Scope. Research companion to ERP.md §0.20 (secured/durable next phase). For each production local-first system: how it works, its documented weakness, and the workaround our architecture (kernel_ops deterministic semantic verbs + two-domain async split + native SQL + BIM/ERP unification) opens. Researched 2026-05-31; sources at end. Non-invent: weaknesses are each system's own documented trade-offs, not our characterisation.


The one lever that changes everything: deterministic replay of semantic verbs

Every system below pays a tax our prime directive (deterministic, non-invent) waives for free. Their common problem: the server and the client run different code (or different merge rules), so they must either (a) hand-code conflict logic per mutation, (b) overwrite the user's optimistic state when the server disagrees, or (c) implement business logic twice (client + backend). Because kernel_ops verbs are deterministic and replayable (proven: replay-hash == live-hash, §0.16/§0.19), the same kernel runs in both domains (ERP.md §701 — "the same core runs under sql.js (browser) and server"). Server result == client result by construction. That single property neutralises the central weakness of Replicache, PowerSync, and ElectricSQL at once.

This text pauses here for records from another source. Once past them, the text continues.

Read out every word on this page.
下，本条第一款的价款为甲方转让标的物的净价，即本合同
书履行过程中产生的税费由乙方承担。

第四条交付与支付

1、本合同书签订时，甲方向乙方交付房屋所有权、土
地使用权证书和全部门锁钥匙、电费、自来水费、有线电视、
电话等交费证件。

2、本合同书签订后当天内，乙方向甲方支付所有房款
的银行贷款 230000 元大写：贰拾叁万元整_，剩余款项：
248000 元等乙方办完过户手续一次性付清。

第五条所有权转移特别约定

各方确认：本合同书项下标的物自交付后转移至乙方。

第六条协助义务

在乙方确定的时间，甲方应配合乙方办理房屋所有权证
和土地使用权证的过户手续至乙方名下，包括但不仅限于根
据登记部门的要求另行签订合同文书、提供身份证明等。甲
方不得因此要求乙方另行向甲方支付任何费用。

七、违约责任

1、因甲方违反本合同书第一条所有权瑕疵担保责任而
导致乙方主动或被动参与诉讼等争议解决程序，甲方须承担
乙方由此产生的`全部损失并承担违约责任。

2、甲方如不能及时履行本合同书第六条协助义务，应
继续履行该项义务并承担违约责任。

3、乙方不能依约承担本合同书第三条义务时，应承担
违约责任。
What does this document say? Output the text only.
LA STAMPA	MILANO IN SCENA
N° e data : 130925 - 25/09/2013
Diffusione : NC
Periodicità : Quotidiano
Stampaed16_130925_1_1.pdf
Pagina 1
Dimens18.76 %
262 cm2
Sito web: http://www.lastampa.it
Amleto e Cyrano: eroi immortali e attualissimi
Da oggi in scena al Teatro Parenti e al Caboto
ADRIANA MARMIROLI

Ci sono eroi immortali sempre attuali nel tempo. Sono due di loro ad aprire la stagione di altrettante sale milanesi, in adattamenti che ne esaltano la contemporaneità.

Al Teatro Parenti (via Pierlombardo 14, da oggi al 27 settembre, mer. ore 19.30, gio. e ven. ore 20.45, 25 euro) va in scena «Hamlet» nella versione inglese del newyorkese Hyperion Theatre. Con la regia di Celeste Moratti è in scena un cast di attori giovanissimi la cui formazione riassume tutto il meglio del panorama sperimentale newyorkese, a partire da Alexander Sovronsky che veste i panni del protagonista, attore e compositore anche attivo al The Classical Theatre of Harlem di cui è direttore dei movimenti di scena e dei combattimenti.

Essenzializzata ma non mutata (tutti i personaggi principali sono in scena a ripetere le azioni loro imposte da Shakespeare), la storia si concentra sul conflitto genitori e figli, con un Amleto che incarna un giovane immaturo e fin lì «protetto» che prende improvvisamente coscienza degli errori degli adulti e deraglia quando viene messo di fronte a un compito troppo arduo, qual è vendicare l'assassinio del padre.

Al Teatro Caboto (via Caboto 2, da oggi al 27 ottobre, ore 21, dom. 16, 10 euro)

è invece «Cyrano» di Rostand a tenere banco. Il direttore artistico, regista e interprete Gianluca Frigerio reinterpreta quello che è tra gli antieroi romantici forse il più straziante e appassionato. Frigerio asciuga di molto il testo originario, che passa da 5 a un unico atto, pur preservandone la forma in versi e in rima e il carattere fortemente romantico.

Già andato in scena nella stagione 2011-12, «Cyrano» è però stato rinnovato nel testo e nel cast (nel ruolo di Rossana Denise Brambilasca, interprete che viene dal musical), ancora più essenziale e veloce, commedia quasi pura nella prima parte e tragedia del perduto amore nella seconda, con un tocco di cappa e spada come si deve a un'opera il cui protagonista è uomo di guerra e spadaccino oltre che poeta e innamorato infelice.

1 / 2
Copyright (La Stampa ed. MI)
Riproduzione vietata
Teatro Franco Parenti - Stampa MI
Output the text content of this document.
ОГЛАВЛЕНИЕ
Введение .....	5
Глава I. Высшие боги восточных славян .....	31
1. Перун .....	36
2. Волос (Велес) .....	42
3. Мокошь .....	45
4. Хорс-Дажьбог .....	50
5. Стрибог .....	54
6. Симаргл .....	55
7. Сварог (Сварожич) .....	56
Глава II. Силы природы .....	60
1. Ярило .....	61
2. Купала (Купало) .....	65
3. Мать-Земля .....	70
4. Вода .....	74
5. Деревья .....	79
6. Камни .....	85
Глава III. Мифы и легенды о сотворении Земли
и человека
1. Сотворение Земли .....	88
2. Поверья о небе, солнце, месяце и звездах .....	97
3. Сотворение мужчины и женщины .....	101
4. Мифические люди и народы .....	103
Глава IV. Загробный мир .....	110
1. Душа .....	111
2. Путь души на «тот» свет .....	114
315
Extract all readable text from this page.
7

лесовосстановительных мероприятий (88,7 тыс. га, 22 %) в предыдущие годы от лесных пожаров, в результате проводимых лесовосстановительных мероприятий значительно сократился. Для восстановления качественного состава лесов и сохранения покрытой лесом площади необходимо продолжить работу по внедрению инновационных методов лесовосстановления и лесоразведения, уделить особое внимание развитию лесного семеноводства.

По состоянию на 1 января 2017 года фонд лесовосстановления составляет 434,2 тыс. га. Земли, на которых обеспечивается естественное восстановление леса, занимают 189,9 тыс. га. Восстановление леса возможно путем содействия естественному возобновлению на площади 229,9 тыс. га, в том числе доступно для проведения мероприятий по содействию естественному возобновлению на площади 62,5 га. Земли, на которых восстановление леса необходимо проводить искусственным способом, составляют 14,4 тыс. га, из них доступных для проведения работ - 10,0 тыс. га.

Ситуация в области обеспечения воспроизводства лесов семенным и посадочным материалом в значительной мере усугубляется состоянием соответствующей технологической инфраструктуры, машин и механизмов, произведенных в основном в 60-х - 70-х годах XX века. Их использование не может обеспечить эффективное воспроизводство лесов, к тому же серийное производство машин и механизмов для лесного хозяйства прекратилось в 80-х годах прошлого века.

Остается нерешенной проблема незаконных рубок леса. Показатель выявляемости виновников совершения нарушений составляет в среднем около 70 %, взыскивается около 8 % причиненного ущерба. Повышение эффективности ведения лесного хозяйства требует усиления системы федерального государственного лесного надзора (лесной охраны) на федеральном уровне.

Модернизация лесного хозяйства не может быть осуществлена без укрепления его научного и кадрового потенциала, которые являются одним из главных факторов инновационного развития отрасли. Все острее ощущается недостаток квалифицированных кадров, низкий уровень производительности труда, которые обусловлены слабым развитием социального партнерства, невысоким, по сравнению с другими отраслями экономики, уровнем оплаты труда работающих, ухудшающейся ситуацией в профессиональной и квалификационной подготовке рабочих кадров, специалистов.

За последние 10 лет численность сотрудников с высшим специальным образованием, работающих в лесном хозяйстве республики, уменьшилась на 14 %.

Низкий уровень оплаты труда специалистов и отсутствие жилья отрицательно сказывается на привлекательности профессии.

Per-system: mechanism → weakness → our workaround

1. Replicache — server re-runs mutations as authority

  • How: client mutators run optimistically; push endpoint re-executes them on the canonical store; pull rebases (rewind to last confirmed state → apply server patch → replay pending mutations).
  • Documented weakness: the docs state the server "is not necessarily expected to compute the same result" as the client → on rebase, optimistic changes can be overwritten (flicker / lost work); mutators must be re-execution-safe (run ≥3×); conflict logic is hand-coded per mutator; no zero-server mode — a backend of authority is mandatory (offline operation works, but a server remains the source of truth).
  • Our workaround: determinism removes the divergence — our verbs compute the same effect on both sides, so there is no "server disagrees → overwrite" case and no per-mutator conflict code. And we do have a true offline-only mode (single-user, zero server) that Replicache structurally cannot.

2. ElectricSQL — retreated to read-path-only sync

  • How: syncs data out of Postgres to clients via HTTP "Shapes" (read path). Writes are NOT in the sync engine — you send them through "your existing REST API."
  • Documented weakness: this is an explicit retreat — the blog admits bidirectional sync's "conflict resolution / consistency / operational complexity" is "fundamentally difficult," so they sidestepped writes entirely. Result: two disjoint paths (sync for reads, your API for writes), no unified model — reads sync from Postgres via logical replication, while writes live outside the sync engine in your own API.
  • Our workaround: the op-log is symmetric — the ops you push are the same ops that drive reads (one model, the log). We never need a separate write API, and there's no Postgres coupling (sql.js is the store).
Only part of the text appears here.